THE DIGITAL REPOSITORY FOR THE BLACK EXPERIENCE
"It Is Never Enough."
Jazz bassist, rhythm and blues arranger John W. Pate, Sr., “Johnny Pate,” was born December 5, 1923 in blue collar Chicago Heights, Illinois. Pate took an interest in the family’s upright piano and learned from the church organist who boarded with them. He attended Lincoln Elementary School, Washington Junior High and graduated from Bloom Township High School in 1942. Drafted into the United States Army, Pate joined the 218th AGF Army Band where he took up the tuba and played the upright bass in the jazz orchestra. In 1946, after his tour of service, Pate moved to New York City where bassist Oscar Pettiford helped him get started.

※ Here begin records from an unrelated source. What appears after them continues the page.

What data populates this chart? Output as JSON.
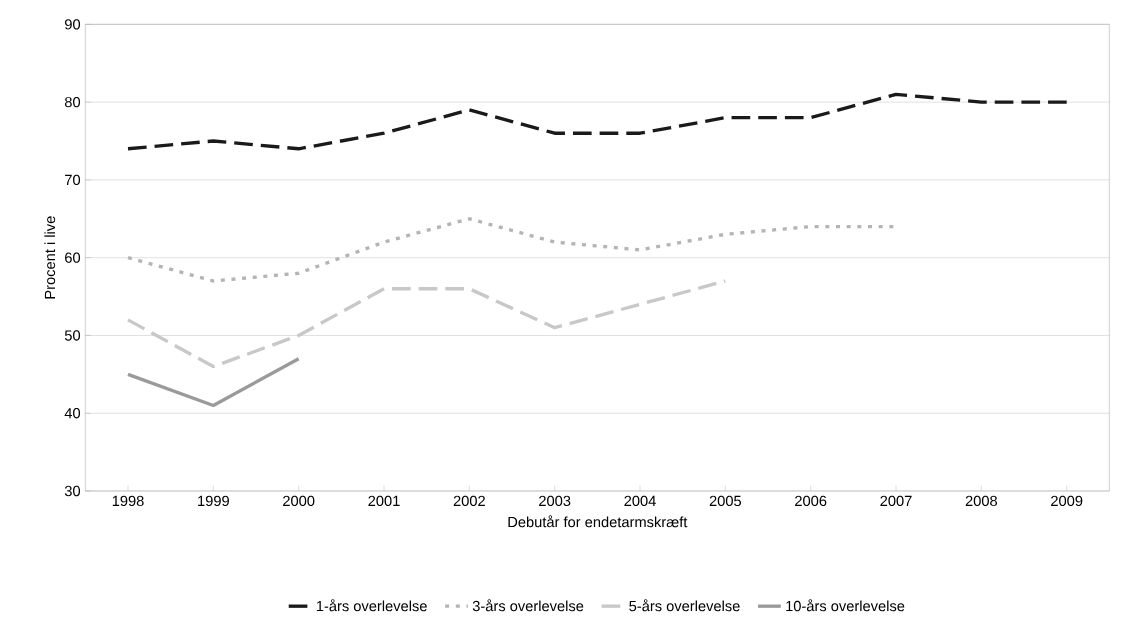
{
  "chart_data": {
    "type": "line",
    "xlabel": "Debutår for endetarmskræft",
    "ylabel": "Procent i live",
    "categories": [
      "1998",
      "1999",
      "2000",
      "2001",
      "2002",
      "2003",
      "2004",
      "2005",
      "2006",
      "2007",
      "2008",
      "2009"
    ],
    "ylim": [
      30,
      90
    ],
    "yticks": [
      30,
      40,
      50,
      60,
      70,
      80,
      90
    ],
    "grid": "y",
    "legend": "bottom",
    "series": [
      {
        "name": "1-års overlevelse",
        "color": "#1a1a1a",
        "line_style": "dashed",
        "values": [
          74,
          75,
          74,
          76,
          79,
          76,
          76,
          78,
          78,
          81,
          80,
          80
        ]
      },
      {
        "name": "3-års overlevelse",
        "color": "#b4b4b4",
        "line_style": "dotted",
        "values": [
          60,
          57,
          58,
          62,
          65,
          62,
          61,
          63,
          64,
          64,
          null,
          null
        ]
      },
      {
        "name": "5-års overlevelse",
        "color": "#c8c8c8",
        "line_style": "dashed",
        "values": [
          52,
          46,
          50,
          56,
          56,
          51,
          54,
          57,
          null,
          null,
          null,
          null
        ]
      },
      {
        "name": "10-års overlevelse",
        "color": "#9a9a9a",
        "line_style": "solid",
        "values": [
          45,
          41,
          47,
          null,
          null,
          null,
          null,
          null,
          null,
          null,
          null,
          null
        ]
      }
    ]
  }
}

Pate played with the Red Allen - J.C. Higginbotham Combo and jazz violinists Stuff Smith and Eddie South. Returning to Chicago, he arranged musical numbers at the Regal Theatre with Red Saunders. Pate studied at the Midwest Conservatory of Music from1950 to 1953 and continued to perform in the 50s with Dorothy Donegan, Sarah Vaughan, Joe Williams, Count Basie and Ahmad Jamal. Forming the Johnny Pate Trio and Combo in 1957, he was also “house bassist” for Chicago’s Blue Note. Johnny Pate’s bass solo on “Satin Doll” is featured on the album Duke Ellington Live At The Blue Note (1959). Pate continued to perform, and appeared on albums featuring James Moody, Phil Woods, Shirley Horn, Wes Montgomery, Stan Getz, Kenny Burrell, Jimmy Smith and Monty Alexander as producer and arranger.
Contacted by Carl Davis of Chicago’s Okeh Records, Pate arranged a Curtis Mayfield song, “Monkey Time,” which was a big hit for Major Lance in 1963. Pate’s collaboration with Curtis Mayfield produced most of the well-known Impressions tracks including “Amen,” “We’re A Winner” and “Keep On Pushin.” He produced B.B. King: Live at the Regal and also arranged for Betty Everett, Gene Chandler and Jerry Butler. In the1970s Pate orchestrated and arranged Shaft In Africa, Brother on the Run, Bucktown, Bustin Loose and others. He continued to arrange in the 1980s for Peabo Bryson and Natalie Cole. Retiring to Las Vegas in the 1990s, Pate was honored in 2003 as the “Unsung Hero of Popular Music”. Pate’s son is well known bassist, Don Pate and his cousin is saxophonist, Johnny Griffin.